O maior obstáculo para o desenvolvimento de atletas no país é a carência de infraestrutura de treinamento de nível elite e a ausência de ligas juvenis estruturadas e contínuas em nível nacional. Historicamente, os jovens talentos indonésios são formados em escolinhas de futebol informais (conhecidas como Sekolah Sepak Bola - SSB), que carecem de metodologias modernas de treinamento, nutrição adequada e suporte médico. O resultado é que muitos jogadores chegam à idade profissional com severas lacunas táticas e físicas, dependendo quase exclusivamente de sua habilidade natural de drible e velocidade.
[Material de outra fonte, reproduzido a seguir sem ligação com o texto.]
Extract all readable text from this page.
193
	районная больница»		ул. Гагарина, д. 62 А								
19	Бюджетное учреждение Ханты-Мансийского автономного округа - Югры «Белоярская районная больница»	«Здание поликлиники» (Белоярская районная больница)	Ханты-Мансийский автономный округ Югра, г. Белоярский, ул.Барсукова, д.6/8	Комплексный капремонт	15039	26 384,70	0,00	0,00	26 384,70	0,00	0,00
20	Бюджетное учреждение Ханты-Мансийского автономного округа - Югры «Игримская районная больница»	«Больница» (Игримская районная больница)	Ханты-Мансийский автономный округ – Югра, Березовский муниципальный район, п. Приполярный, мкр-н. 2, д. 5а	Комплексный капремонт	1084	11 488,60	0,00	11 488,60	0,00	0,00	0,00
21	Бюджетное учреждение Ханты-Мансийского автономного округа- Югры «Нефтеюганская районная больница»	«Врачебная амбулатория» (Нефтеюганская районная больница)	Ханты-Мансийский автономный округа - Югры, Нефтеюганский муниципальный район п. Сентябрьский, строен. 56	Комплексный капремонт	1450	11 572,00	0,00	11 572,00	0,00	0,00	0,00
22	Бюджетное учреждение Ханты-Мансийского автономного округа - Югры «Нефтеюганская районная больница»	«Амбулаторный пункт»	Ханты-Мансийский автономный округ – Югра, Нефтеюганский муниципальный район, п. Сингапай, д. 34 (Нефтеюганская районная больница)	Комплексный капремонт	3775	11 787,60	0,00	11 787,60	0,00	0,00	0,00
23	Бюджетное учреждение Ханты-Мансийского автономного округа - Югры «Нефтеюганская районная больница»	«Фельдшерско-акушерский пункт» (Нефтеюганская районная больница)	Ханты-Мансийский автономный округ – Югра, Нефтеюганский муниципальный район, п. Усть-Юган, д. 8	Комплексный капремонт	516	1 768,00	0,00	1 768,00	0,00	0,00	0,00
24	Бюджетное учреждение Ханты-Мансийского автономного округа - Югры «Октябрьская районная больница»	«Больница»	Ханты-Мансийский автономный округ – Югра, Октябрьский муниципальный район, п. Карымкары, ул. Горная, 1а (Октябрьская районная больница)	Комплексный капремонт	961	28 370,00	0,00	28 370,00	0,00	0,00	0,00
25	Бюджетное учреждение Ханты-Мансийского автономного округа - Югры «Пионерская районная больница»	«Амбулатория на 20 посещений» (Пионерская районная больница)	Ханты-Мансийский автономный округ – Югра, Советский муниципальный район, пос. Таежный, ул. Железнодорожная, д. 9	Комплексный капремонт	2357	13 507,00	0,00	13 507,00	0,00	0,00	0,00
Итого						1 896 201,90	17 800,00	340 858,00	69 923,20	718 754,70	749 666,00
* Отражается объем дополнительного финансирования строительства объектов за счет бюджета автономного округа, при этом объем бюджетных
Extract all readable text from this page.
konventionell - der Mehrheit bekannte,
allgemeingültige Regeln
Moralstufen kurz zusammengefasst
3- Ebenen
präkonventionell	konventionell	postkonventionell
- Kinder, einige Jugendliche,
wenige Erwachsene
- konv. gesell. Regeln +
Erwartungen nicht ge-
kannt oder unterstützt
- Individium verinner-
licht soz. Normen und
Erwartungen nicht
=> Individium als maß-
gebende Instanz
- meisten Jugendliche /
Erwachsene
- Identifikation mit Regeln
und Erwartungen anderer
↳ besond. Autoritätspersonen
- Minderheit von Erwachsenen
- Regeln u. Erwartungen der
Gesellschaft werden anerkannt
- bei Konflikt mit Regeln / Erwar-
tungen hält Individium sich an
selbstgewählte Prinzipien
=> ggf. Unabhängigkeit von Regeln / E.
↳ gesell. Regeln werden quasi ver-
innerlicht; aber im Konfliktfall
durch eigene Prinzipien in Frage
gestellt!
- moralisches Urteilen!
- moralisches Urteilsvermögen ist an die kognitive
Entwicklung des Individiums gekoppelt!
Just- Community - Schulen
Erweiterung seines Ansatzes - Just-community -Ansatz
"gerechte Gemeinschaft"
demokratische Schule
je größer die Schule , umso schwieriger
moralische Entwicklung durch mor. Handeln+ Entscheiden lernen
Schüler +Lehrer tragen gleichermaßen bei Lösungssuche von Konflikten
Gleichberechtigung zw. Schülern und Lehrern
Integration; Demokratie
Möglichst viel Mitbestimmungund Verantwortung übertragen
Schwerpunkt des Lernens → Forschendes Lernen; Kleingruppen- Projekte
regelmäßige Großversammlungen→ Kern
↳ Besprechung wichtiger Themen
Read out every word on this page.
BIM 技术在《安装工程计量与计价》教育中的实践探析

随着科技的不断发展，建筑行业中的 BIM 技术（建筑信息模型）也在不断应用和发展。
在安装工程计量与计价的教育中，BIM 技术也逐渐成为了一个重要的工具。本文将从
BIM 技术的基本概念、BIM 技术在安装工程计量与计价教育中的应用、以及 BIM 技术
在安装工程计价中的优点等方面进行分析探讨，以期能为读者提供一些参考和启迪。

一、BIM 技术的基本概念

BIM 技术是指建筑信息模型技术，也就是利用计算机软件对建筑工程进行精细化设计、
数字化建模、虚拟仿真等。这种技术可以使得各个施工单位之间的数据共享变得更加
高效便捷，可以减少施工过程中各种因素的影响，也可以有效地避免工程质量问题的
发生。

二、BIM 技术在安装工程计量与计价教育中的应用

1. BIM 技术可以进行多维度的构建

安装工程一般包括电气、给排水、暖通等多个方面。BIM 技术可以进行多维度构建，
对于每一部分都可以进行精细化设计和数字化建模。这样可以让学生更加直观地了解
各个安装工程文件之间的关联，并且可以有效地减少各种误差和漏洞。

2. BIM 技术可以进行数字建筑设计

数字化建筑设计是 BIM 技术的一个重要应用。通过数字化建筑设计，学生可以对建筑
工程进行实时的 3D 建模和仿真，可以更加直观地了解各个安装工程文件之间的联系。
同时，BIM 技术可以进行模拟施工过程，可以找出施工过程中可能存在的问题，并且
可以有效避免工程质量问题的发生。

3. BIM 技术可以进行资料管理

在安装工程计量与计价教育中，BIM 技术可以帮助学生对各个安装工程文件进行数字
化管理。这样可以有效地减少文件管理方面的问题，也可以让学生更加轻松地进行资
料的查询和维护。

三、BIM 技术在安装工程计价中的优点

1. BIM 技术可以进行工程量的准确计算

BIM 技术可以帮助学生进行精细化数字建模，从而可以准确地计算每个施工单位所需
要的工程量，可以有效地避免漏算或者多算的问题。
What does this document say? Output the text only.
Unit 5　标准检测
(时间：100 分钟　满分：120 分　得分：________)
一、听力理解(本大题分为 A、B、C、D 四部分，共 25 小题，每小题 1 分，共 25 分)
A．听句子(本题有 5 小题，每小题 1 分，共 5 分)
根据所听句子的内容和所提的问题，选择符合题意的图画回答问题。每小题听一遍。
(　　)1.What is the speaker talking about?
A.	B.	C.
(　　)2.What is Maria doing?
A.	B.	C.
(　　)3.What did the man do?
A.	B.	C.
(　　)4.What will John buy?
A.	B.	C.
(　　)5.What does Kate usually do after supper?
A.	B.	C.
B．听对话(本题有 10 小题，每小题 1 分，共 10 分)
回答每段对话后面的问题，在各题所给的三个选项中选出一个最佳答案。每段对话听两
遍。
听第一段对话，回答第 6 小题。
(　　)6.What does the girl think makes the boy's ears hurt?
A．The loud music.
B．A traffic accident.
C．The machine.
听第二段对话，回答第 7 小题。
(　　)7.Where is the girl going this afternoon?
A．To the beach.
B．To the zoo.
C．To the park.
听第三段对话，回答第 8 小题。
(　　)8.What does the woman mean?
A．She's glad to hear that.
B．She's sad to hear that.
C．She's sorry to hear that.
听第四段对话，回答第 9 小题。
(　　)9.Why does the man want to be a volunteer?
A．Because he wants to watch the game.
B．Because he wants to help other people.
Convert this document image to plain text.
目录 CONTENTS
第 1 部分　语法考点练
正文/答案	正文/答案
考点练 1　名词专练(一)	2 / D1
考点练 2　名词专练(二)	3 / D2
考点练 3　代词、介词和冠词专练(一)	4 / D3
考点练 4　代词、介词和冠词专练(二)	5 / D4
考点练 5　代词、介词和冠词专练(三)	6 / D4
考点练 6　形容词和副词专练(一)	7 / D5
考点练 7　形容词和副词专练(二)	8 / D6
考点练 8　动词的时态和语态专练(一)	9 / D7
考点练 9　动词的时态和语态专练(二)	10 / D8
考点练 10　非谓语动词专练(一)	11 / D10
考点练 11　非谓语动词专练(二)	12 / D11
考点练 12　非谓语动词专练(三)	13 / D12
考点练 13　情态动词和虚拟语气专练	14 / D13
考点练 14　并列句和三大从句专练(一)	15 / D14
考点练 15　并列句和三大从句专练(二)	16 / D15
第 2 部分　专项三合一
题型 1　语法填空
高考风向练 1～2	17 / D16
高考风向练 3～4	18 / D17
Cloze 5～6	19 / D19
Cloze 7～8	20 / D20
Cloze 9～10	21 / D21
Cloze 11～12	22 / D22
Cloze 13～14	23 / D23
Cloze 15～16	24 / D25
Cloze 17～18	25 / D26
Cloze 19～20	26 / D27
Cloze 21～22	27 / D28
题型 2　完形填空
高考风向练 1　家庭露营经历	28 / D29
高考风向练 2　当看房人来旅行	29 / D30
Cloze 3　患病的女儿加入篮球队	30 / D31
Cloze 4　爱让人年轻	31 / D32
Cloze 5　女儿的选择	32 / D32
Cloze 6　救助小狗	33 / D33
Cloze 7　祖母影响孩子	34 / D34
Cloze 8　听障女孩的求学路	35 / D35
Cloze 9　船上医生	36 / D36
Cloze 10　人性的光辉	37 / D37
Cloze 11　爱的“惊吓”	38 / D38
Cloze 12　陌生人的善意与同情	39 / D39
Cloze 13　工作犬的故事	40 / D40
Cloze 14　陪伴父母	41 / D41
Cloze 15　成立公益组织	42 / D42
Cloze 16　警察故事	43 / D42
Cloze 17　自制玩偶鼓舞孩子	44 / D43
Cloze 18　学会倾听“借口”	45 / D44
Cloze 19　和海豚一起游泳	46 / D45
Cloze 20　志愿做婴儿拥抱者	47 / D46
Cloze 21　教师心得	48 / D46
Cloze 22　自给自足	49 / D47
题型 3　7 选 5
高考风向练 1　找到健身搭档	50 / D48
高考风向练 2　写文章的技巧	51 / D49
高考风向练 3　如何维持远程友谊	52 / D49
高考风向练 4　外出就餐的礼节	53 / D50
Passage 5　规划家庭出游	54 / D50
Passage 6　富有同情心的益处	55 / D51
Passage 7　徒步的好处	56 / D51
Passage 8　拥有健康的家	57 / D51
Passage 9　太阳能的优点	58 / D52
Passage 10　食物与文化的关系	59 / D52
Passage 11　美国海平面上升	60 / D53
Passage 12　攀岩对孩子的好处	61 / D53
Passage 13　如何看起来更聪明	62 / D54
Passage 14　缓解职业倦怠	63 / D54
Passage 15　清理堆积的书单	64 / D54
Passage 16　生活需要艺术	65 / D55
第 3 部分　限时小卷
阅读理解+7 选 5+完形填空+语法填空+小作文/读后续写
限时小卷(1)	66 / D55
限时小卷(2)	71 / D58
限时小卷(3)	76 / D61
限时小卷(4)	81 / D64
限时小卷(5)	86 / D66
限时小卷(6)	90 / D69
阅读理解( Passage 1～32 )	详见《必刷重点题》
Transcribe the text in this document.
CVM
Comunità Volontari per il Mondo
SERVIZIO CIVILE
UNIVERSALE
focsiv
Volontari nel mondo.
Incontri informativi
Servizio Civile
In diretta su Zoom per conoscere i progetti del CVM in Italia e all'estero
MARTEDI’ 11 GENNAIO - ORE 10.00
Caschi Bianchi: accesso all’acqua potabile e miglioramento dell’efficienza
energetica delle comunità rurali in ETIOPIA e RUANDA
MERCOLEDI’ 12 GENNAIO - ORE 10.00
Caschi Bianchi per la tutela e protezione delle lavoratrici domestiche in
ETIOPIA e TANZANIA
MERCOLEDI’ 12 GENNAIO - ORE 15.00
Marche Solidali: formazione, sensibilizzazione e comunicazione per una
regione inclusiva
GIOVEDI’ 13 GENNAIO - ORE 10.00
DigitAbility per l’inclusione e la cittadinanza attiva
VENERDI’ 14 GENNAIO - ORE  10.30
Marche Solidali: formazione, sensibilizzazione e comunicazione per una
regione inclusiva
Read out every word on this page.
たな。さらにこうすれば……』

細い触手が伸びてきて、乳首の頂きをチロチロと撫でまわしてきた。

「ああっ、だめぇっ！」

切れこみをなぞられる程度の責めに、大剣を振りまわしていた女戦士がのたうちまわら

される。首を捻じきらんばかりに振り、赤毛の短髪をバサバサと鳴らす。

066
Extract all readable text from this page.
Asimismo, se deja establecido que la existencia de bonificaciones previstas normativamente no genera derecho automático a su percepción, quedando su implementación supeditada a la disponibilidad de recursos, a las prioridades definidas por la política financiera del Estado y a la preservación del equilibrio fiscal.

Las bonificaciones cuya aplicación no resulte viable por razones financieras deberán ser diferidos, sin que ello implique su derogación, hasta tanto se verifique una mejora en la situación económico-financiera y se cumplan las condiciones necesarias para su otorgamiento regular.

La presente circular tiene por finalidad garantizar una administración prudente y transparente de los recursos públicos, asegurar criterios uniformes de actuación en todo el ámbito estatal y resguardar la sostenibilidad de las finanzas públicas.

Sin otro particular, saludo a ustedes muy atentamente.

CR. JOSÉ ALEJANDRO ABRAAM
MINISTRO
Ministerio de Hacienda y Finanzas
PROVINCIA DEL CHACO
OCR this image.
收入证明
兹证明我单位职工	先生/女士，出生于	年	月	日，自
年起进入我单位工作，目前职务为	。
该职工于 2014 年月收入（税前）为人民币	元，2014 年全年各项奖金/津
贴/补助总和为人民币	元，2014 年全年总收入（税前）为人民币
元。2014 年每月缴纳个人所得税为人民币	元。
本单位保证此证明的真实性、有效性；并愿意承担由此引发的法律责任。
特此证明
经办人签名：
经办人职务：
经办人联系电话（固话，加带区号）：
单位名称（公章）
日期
Sob a gestão de Erick Thohir, a PSSI iniciou uma parceria estratégica com a Federação Japonesa de Futebol (JFA) e assinou acordos de cooperação técnica com a Federação Alemã (DFB) para reformular o currículo de formação de treinadores no país. O objetivo é padronizar a formação de base em todo o arquipélago, introduzindo conceitos modernos de jogo posicional e transições desde as categorias Sub-12. Além disso, o governo indonésio investiu na construção de um moderno Centro de Treinamento Nacional na nova capital em desenvolvimento, Nusantara, visando centralizar a preparação de todas as seleções nacionais com tecnologia de ponta.

Outro aspecto crucial para o futuro do futebol indonésio é a exportação de jovens talentos para o exterior. Historicamente, os jogadores indonésios mostravam-se relutantes em deixar o país devido aos altos salários pagos pelos clubes locais da Liga 1 e ao choque cultural de viver fora. Esse paradigma está sendo quebrado por atletas como Marselino Ferdinan, que se transferiu para o futebol europeu, e Pratama Arhan, que buscou espaço no futebol japonês e sul-coreano. A exposição a ambientes competitivos mais exigentes é vista pela PSSI como vital para elevar o nível cognitivo e competitivo dos jogadores nativos.

A sustentabilidade do projeto de Thohir e Shin Tae-yong a longo prazo dependerá da capacidade do país de profissionalizar a gestão de seus clubes locais, erradicar definitivamente a violência das torcidas e criar um ecossistema onde o talento local possa florescer de forma orgânica. A curto prazo, o objetivo é claro: consolidar a Indonésia como uma força top-10 na Ásia e lutar de forma real por uma vaga na Copa do Mundo expandida de 2026 ou de 2030.

A Indonésia não é mais apenas o país da paixão cega e das tragédias administrativas. O Garuda está finalmente aprendendo a voar alto, sustentado pela precisão tática sul-coreana, pela estrutura profissional trazida de seus laços históricos com a Europa e pelo apoio incondicional de uma torcida que vê no futebol a expressão máxima de sua existência coletiva. O futuro dirá se este gigante asiático conseguirá, finalmente, ocupar o lugar de destaque que sua imensa população e sua paixão visceral há tanto tempo reivindicam.